Quentin Tarantino will nur noch einen, letzten Kinofilm drehen

Quentin Tarantinos 10. Film, von dem der Regisseur seit langem behauptet, es werde sein letzter Film werden, wird "The Movie Critic" heißen. Laut "The Hollywood Reporter" ist das der Name des Drehbuchs, das Tarantino geschrieben hat und bei dem er diesen Herbst Regie führen wird.

Alle weiteren Details sind im Moment noch streng geheim - wahrscheinlich sind sie in dem verschlossenen Koffer mit der 666-Kombination aus Pulp Fiction - aber Quellen sagen, dass die Geschichte im Los Angeles der späten 1970er Jahre spielt und eine weibliche Hauptfigur im Mittelpunkt steht.

Natürlich handelt es sich bei The Movie Critic um einen Arbeitstitel und nicht um einen endgültigen, also seien Sie nicht überrascht, wenn es nicht dabei bleibt. Er ist jedoch ein guter Hinweis darauf, wohin der Film gehen könnte... Es ist möglich, dass der Film auf dem Leben der bekannten Filmkritikerin Pauline Kael basiert.

Der Oscar-Preisträger hat seit Jahren sein Interesse und seine Bewunderung für Kael, eine der einflussreichsten Filmkritikerinnen aller Zeiten, bekundet. In einem Artikel des Time Magazine aus dem Jahr 1994 erklärte er:

Sie hat mir bei der Entwicklung meiner Ästhetik genauso viel geholfen wie jeder andere Regisseur. Ich habe nie eine Filmschule besucht, aber sie war die Professorin in der Filmschule meines Geistes.

Die 2001 verstorbene Kael war nicht nur Kritikerin, sondern auch Essayistin und Romanautorin und für ihre Auseinandersetzungen mit Redakteuren und Filmemachern bekannt. Der zeitliche Rahmen der Erzählung scheint zu passen, was die Spekulationen darüber, dass die scharfe Kritikerin das Thema von Tarantinos letztem Film sein wird, weiter anheizt.

Bislang haben Tarantinos Filme ihm unzählige Auszeichnungen eingebracht, darunter die Goldene Palme für Pulp Fiction, vier Golden Globes für Pulp Fiction (Bestes Drehbuch), Django Unchained (Bestes Drehbuch) und Once Upon A Time In Hollywood (Bestes Drehbuch und Bester Film - Musical oder Komödie), zwei BAFTAs für Pulp Fiction und Django Unchained (beide Bestes Originaldrehbuch) und zwei Oscars für Pulp Fiction und Django Unchained (jeweils Bestes Originaldrehbuch).

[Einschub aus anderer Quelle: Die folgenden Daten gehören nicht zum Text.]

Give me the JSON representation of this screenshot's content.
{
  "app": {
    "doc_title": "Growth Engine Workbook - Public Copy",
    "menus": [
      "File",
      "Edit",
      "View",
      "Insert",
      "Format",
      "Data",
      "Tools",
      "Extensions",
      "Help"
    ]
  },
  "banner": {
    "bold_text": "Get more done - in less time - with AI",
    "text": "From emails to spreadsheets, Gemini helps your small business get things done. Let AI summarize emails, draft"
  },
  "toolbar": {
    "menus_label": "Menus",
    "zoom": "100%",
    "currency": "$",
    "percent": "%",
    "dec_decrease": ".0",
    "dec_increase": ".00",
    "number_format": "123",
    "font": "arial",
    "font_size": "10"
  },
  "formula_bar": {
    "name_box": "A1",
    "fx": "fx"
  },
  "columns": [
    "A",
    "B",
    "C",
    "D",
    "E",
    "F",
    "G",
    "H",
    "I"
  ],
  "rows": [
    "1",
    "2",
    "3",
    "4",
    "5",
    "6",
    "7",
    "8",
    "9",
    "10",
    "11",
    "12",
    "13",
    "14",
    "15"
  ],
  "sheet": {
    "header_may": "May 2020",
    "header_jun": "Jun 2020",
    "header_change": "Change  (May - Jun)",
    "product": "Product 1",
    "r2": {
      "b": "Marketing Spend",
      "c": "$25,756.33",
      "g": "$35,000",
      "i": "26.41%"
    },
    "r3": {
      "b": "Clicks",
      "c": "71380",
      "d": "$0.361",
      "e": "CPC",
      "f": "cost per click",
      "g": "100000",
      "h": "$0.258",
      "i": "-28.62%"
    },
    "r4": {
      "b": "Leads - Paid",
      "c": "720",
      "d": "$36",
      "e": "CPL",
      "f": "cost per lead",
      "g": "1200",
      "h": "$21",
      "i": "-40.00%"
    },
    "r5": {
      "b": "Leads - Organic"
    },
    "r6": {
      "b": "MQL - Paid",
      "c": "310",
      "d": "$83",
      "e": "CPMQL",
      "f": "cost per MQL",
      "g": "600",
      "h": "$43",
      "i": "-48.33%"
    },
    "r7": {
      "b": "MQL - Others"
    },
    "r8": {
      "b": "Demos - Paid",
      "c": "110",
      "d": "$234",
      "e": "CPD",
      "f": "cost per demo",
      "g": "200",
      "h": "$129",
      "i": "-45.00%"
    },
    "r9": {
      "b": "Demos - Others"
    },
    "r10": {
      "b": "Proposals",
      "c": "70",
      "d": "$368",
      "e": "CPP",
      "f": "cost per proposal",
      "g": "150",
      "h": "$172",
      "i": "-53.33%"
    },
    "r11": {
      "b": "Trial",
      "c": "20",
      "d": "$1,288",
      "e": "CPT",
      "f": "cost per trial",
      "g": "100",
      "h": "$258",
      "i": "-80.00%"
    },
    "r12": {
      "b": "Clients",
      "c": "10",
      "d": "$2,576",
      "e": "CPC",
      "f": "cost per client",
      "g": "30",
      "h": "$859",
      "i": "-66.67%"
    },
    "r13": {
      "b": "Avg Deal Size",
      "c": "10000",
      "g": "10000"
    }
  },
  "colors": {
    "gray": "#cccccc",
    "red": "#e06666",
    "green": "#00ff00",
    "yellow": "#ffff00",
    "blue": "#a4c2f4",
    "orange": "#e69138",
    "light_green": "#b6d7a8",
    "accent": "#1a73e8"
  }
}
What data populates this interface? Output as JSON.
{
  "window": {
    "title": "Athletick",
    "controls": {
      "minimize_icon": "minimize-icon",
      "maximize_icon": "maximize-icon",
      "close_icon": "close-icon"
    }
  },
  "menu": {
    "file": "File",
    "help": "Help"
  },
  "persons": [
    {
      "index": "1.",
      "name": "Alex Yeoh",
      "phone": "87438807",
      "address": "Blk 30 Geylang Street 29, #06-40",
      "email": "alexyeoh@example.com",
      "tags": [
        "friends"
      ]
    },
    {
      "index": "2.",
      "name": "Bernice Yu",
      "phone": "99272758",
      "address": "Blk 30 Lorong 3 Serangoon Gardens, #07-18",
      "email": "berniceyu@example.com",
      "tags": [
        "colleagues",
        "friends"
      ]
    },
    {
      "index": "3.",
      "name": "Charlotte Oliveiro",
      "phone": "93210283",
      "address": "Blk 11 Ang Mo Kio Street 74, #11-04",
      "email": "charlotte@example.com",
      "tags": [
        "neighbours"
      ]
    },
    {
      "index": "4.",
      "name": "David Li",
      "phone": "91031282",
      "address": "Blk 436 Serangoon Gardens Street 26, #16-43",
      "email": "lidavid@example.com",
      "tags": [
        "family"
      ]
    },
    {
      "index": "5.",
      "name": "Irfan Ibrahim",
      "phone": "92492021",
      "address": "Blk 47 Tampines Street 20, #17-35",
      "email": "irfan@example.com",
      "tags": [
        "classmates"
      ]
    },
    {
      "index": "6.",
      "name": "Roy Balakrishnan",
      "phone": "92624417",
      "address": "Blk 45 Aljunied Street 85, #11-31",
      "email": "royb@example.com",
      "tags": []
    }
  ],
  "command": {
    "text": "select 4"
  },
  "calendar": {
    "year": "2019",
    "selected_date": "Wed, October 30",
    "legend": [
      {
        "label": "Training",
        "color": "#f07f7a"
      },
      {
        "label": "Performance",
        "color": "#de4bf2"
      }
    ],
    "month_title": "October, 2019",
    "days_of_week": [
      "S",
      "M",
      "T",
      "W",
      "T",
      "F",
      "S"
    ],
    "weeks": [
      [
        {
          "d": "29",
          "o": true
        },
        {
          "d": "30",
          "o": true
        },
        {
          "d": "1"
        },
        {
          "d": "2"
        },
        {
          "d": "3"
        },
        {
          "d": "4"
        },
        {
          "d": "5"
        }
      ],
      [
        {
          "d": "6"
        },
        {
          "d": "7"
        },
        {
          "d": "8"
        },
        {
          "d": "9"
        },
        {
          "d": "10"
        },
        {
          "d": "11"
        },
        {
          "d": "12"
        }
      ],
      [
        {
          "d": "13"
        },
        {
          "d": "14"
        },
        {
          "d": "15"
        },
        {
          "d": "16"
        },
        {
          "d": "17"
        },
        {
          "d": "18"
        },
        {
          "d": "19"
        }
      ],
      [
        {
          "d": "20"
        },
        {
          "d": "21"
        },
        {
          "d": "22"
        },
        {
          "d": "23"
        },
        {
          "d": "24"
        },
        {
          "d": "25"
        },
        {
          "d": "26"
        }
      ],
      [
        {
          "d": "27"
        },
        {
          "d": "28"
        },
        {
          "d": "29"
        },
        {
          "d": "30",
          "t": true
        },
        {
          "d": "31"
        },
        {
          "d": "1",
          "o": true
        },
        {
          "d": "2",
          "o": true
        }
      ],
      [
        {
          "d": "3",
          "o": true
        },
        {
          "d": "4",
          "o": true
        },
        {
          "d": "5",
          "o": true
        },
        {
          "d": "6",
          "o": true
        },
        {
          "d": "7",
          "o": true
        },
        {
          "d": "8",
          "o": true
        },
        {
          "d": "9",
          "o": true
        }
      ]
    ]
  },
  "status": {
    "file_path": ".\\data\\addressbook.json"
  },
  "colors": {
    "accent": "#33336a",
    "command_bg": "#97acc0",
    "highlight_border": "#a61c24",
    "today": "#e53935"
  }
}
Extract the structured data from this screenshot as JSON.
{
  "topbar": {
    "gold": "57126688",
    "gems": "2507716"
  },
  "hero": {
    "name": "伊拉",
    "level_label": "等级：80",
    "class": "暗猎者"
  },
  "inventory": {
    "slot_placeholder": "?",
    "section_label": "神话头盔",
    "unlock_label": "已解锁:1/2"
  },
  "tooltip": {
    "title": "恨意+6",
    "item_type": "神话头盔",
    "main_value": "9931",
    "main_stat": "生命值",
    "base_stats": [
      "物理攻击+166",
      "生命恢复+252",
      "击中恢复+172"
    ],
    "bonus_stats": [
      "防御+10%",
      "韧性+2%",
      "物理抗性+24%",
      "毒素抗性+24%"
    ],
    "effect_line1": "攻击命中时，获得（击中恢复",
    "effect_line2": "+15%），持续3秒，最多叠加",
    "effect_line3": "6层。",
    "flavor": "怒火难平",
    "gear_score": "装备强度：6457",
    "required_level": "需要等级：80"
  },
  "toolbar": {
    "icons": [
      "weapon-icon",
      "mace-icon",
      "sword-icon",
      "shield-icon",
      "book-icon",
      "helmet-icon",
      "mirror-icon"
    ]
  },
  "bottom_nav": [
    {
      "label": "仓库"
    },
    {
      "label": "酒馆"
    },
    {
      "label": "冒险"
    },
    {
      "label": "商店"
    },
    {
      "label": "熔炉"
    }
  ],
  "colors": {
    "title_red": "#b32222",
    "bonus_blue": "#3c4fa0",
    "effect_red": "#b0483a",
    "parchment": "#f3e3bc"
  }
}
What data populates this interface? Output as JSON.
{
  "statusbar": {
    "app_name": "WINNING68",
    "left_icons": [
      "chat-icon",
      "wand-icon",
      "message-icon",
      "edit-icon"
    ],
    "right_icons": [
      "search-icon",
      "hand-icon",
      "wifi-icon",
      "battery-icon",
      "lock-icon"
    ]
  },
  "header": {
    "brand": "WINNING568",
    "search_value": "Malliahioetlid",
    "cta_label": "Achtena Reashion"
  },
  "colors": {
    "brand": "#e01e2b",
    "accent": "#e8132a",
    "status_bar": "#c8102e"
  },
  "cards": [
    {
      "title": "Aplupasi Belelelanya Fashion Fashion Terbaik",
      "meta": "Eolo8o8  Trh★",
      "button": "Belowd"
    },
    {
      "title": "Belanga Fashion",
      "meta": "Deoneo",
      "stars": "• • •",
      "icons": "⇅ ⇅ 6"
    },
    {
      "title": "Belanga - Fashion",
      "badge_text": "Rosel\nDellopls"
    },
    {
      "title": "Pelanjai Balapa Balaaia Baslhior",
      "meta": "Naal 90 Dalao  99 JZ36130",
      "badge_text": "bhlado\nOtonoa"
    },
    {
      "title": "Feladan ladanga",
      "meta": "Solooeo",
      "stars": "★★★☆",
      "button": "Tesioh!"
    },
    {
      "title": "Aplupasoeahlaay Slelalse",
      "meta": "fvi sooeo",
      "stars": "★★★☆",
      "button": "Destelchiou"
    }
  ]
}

Außerdem hat er drei Oscar-Nominierungen für die beste Regie (Pulp Fiction, Inglorious Basterds und Once Upon A Time In Hollywood) und eine Nominierung für den besten Film (Once Upon A Time In Hollywood) erhalten, aber keinen der begehrten Preise bisher gewonnen.

Wenn man bedenkt, dass The Movie Critic sein vermeintlich letzter Film sein wird, kann man darauf wetten, dass er sich danach sehnt, dies zu ändern...

Heather Ikei / AMPAS
Quentin Tarantino bei den Oscars 2013 - Heather Ikei / AMPAS

Warum hört Tarantino nach 10 Filmen auf?

Tarantino hat schon lange den Wunsch geäußert, auf dem Höhepunkt seines Schaffens aufzuhören. Er hat häufig gesagt, dass er nach 10 Filmen aufhören und mit 60 in den Ruhestand gehen würde.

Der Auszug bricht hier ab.